In practice, the biggest wall is having no appetite and feeling full after only a little. Forcing down a big meal at such times only makes you sick of food. Rather than insisting on three meals a day, it is far easier to split small amounts into five or six feedings. Keeping simple foods within reach, nuts, cheese, yogurt, is another good move.
To rebuild muscle, getting protein at every meal is the heart of it. The body uses protein best when it is spread across breakfast, lunch, and dinner rather than piled into one sitting. Aim for a protein side dish about the size of your palm at each meal. Eggs, tofu, fish, chicken or lean meat, beans, milk, and yogurt are good, undemanding ingredients to start with. Stirring an egg into porridge or soup, or mashing tofu into it, lets you get protein even when chewing is hard.
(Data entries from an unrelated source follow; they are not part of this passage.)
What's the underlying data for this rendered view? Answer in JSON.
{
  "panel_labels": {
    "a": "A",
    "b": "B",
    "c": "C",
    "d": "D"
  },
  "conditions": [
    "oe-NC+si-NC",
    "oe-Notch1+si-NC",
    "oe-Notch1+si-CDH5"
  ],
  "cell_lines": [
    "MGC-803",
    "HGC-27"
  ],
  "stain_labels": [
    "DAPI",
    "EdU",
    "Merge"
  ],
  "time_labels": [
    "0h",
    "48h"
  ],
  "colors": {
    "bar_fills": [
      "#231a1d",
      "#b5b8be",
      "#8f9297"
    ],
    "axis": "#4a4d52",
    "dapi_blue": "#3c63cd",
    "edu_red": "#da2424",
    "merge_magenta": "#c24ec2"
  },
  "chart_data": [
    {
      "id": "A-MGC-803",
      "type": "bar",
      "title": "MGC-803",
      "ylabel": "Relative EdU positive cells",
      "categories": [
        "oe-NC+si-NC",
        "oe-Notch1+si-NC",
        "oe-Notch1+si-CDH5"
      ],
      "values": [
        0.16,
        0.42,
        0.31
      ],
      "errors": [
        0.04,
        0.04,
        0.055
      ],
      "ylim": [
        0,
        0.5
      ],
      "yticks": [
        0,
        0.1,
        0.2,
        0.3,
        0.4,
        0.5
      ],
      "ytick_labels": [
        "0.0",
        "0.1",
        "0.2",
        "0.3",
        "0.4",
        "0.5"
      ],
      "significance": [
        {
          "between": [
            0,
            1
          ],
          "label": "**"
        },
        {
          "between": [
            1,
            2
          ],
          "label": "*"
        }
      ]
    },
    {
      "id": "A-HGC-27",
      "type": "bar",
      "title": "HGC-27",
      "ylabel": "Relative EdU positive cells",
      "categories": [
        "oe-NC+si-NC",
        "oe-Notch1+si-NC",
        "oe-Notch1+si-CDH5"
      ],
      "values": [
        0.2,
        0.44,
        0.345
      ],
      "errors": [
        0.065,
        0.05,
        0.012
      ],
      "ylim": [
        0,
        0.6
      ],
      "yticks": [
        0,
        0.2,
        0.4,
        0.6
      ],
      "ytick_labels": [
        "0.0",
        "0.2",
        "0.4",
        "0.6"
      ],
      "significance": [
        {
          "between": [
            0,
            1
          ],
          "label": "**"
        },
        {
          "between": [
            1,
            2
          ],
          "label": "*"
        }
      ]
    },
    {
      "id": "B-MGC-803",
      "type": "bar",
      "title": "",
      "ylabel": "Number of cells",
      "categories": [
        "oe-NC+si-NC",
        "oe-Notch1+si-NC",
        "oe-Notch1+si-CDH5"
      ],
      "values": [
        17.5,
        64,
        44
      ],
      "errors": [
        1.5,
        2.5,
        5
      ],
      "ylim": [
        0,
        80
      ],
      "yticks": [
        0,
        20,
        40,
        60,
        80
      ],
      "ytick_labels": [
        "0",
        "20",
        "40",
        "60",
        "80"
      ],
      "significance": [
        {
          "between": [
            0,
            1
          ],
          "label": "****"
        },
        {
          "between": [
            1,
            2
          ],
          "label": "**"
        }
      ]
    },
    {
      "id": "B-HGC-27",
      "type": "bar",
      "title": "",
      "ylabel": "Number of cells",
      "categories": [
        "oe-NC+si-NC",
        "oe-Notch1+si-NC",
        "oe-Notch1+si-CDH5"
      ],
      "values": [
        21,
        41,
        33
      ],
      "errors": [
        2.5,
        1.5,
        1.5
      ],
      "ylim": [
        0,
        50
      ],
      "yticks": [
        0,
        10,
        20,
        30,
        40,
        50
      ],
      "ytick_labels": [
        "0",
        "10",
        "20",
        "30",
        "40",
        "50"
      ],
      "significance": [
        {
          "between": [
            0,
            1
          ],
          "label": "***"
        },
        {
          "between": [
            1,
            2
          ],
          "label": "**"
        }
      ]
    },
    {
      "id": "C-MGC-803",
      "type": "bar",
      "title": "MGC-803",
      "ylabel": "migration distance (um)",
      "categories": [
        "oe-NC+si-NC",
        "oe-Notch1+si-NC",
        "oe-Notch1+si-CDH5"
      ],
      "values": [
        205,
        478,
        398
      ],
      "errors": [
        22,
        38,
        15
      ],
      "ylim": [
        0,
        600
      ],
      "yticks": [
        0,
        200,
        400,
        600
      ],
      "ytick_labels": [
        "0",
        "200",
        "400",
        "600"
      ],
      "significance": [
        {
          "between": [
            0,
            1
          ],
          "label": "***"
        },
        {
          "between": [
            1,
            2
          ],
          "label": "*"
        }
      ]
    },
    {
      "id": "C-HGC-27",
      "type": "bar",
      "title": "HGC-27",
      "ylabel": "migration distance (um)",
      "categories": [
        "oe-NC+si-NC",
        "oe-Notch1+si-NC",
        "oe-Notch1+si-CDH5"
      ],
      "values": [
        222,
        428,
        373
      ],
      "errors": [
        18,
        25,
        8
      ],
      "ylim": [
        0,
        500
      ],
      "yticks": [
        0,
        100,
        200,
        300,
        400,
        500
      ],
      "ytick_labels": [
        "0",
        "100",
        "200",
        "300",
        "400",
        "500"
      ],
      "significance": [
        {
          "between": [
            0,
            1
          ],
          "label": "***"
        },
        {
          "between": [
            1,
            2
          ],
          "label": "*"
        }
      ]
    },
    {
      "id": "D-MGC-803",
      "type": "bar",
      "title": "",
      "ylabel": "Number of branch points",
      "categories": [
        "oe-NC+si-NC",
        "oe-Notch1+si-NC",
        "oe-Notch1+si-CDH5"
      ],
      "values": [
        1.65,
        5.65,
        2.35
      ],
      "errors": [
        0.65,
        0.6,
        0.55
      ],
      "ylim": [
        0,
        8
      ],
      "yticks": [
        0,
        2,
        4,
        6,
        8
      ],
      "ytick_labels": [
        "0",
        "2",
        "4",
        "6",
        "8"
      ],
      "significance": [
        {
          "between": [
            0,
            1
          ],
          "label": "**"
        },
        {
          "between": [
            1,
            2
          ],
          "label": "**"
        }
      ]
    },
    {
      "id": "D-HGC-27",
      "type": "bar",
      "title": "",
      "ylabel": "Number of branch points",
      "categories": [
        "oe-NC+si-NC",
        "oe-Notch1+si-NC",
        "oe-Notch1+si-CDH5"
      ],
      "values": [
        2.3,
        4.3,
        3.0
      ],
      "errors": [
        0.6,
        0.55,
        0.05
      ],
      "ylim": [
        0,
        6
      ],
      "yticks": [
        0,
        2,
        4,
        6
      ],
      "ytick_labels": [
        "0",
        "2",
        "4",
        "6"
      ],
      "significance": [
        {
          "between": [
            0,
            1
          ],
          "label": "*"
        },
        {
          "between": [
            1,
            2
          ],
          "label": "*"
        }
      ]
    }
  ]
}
If increasing the amount is difficult, think instead about concentrating nutrition into a small volume. Drizzling a spoon of sesame or perilla oil over rice, adding tofu and egg to a soup, or swapping water for milk or soy milk keeps the volume the same while raising the nutrition that goes in. When your appetite is truly gone, a meal-replacement nutritional drink, like a snack, can help; choose the type with your care team.
Diet alone will not fully rebuild muscle, because the protein you eat goes toward muscle only if you use that muscle. Not a grand workout, but slowly walking on level ground, repeating sit-to-stand a few times, or lifting a light water bottle is enough to begin. Without overdoing it, aim for one more step, one more repetition than yesterday, and build up gradually.
Regaining weight is not a sprint. Rather than straining to drive the number up in a few days and making yourself ill, eating a little more and moving a little more each day to rebuild muscle leads to a sturdier recovery. That said, if your appetite simply will not return or your weight keeps falling, do not tough it out alone; it is wise to get nutritional counseling.
This article offers general dietary information and does not replace individual nutritional prescriptions. Depending on your type of treatment or underlying conditions, there may be foods to avoid, so please consult your care team or a dietitian.